I never would have heard of Please Ignore Vera Dietz if it weren't a Printz honor book. I think I've said this before, but I've loved every single Printz award winner that I've ever read, and Please Ignore Vera Dietz was no different.
The story came from different perspectives, mostly from Vera's, but with interjected "brief words from the dead kid", "brief words from Ken Dietz", and "brief words from the Pagoda". These intermissions help set the wry tone of the story.
Vera was a dynamic character, who was enjoyable to read about. She's smart, hardworking, sarcastic, and has character flaws that make her seem real. She visibly develops over the course of the novel.

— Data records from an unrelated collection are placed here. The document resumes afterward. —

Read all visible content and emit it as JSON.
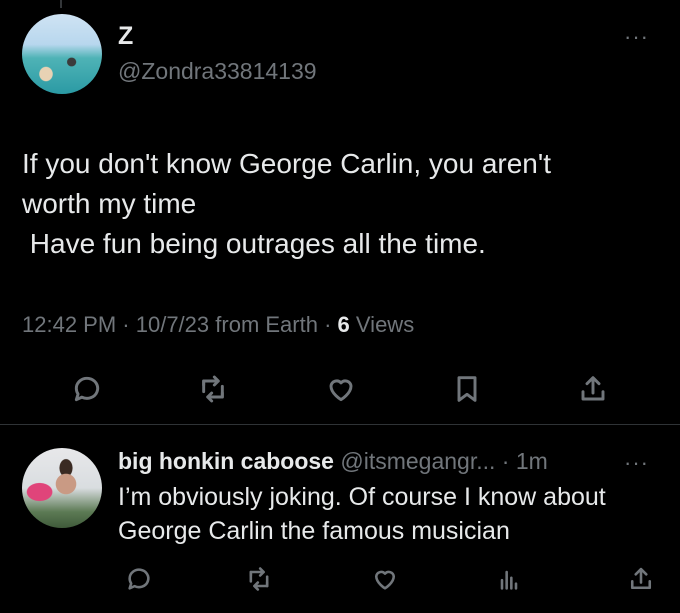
{
  "main_tweet": {
    "author_name": "Z",
    "author_handle": "@Zondra33814139",
    "more_label": "···",
    "text": "If you don't know George Carlin, you aren't\nworth my time\n Have fun being outrages all the time.",
    "time": "12:42 PM",
    "date": "10/7/23",
    "source": "from Earth",
    "view_count": "6",
    "views_label": "Views",
    "separator": " · ",
    "icons": [
      "reply-icon",
      "retweet-icon",
      "like-icon",
      "bookmark-icon",
      "share-icon"
    ]
  },
  "reply": {
    "author_name": "big honkin caboose",
    "author_handle": "@itsmegangr...",
    "time_ago": "1m",
    "separator": " · ",
    "more_label": "···",
    "text": "I’m obviously joking. Of course I know about George Carlin the famous musician",
    "icons": [
      "reply-icon",
      "retweet-icon",
      "like-icon",
      "views-icon",
      "share-icon"
    ]
  },
  "colors": {
    "background": "#000000",
    "text_primary": "#e7e9ea",
    "text_secondary": "#71767b",
    "divider": "#2f3336"
  }
}
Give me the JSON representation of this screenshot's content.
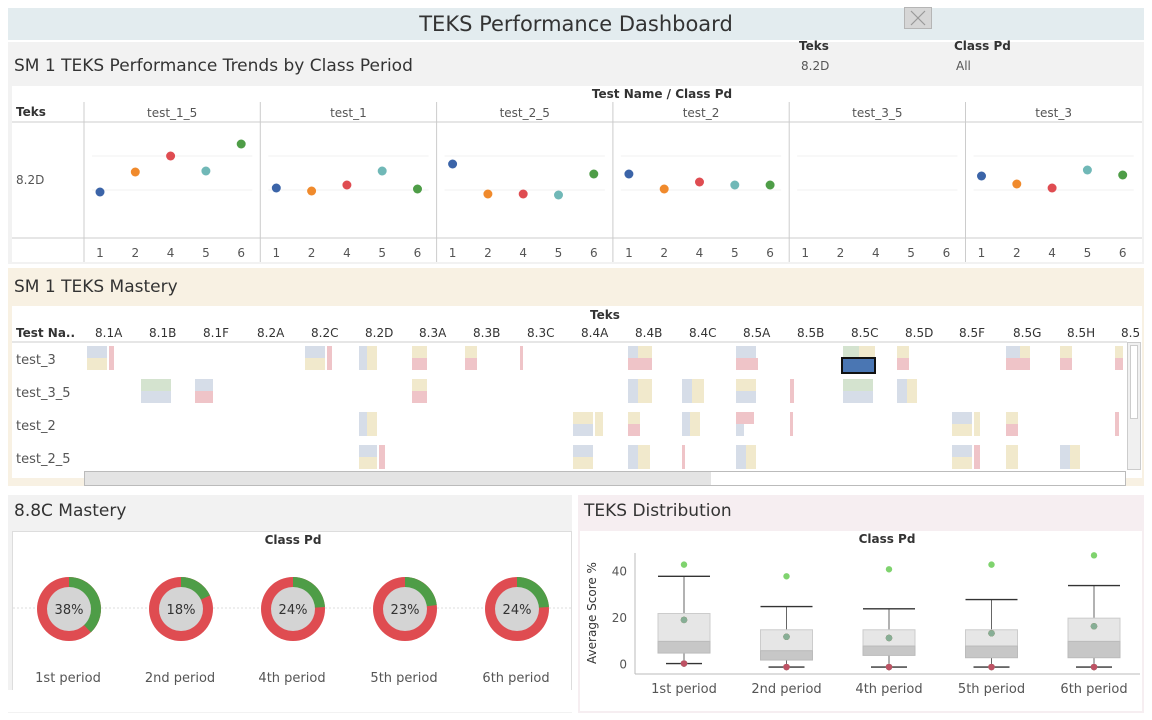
{
  "dashboard_title": "TEKS Performance Dashboard",
  "trend": {
    "title": "SM 1 TEKS Performance Trends by Class Period",
    "filter_teks_label": "Teks",
    "filter_teks_value": "8.2D",
    "filter_classpd_label": "Class Pd",
    "filter_classpd_value": "All",
    "header_label": "Test Name / Class Pd",
    "row_header": "Teks",
    "row_value": "8.2D",
    "panels": [
      "test_1_5",
      "test_1",
      "test_2_5",
      "test_2",
      "test_3_5",
      "test_3"
    ],
    "periods": [
      "1",
      "2",
      "4",
      "5",
      "6"
    ],
    "colors": {
      "1": "#3b64a8",
      "2": "#f08a2c",
      "4": "#df4c51",
      "5": "#70b8b7",
      "6": "#4e9d47"
    },
    "chart_data": {
      "type": "scatter",
      "note_series": "one point per class period within each test panel",
      "panels": [
        {
          "name": "test_1_5",
          "values": [
            0.38,
            0.58,
            0.74,
            0.59,
            0.86
          ]
        },
        {
          "name": "test_1",
          "values": [
            0.42,
            0.39,
            0.45,
            0.59,
            0.41
          ]
        },
        {
          "name": "test_2_5",
          "values": [
            0.66,
            0.36,
            0.36,
            0.35,
            0.56
          ]
        },
        {
          "name": "test_2",
          "values": [
            0.56,
            0.41,
            0.48,
            0.45,
            0.45
          ]
        },
        {
          "name": "test_3_5",
          "values": [
            null,
            null,
            null,
            null,
            null
          ]
        },
        {
          "name": "test_3",
          "values": [
            0.54,
            0.46,
            0.42,
            0.6,
            0.55
          ]
        }
      ]
    }
  },
  "mastery": {
    "title": "SM 1 TEKS Mastery",
    "col_header": "Teks",
    "row_header": "Test Na..",
    "teks": [
      "8.1A",
      "8.1B",
      "8.1F",
      "8.2A",
      "8.2C",
      "8.2D",
      "8.3A",
      "8.3B",
      "8.3C",
      "8.4A",
      "8.4B",
      "8.4C",
      "8.5A",
      "8.5B",
      "8.5C",
      "8.5D",
      "8.5F",
      "8.5G",
      "8.5H",
      "8.5"
    ],
    "tests": [
      "test_3",
      "test_3_5",
      "test_2",
      "test_2_5"
    ]
  },
  "donuts": {
    "title": "8.8C Mastery",
    "header": "Class Pd",
    "colors": {
      "mastered": "#4e9d47",
      "not_mastered": "#df4c51",
      "center": "#d4d4d4"
    },
    "items": [
      {
        "label": "1st period",
        "pct_label": "38%",
        "pct": 0.38
      },
      {
        "label": "2nd period",
        "pct_label": "18%",
        "pct": 0.18
      },
      {
        "label": "4th period",
        "pct_label": "24%",
        "pct": 0.24
      },
      {
        "label": "5th period",
        "pct_label": "23%",
        "pct": 0.23
      },
      {
        "label": "6th period",
        "pct_label": "24%",
        "pct": 0.24
      }
    ]
  },
  "distribution": {
    "title": "TEKS Distribution",
    "chart_data": {
      "type": "box",
      "header": "Class Pd",
      "ylabel": "Average Score %",
      "yticks": [
        0,
        20,
        40
      ],
      "ylim": [
        -4,
        48
      ],
      "categories": [
        "1st period",
        "2nd period",
        "4th period",
        "5th period",
        "6th period"
      ],
      "boxes": [
        {
          "min": 0.5,
          "q1": 5,
          "median": 10,
          "q3": 22,
          "max": 38
        },
        {
          "min": -1,
          "q1": 2,
          "median": 6,
          "q3": 15,
          "max": 25
        },
        {
          "min": -1,
          "q1": 4,
          "median": 8,
          "q3": 15,
          "max": 24
        },
        {
          "min": -1,
          "q1": 3,
          "median": 8,
          "q3": 15,
          "max": 28
        },
        {
          "min": -1,
          "q1": 3,
          "median": 10,
          "q3": 20,
          "max": 34
        }
      ],
      "points_max": [
        43,
        38,
        41,
        43,
        47
      ]
    }
  }
}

The plot was ordered in such a way as to build tension. The occasional chapter takes a break from telling Vera's present tense story, and goes back into her history. Secrets are revealed gradually, building up suspense to the point near the end where the flashbacks catch up to the present.
Though clearing his name/grieving Charlie is the main plot, Vera's developing relationship with her dad was the best part, to me. Their dynamic is certainly unconventional, but it makes sense, given their past.
The writing style was humorous, dark, and at times, heart-wrenching. The writing really brought out Vera's voice, and I felt completely sympathetic to her.
I give Please Ignore Vera Dietz a 5 out of 5, and Please Ignore Vera Dietz gave me a new appreciation for flow charts.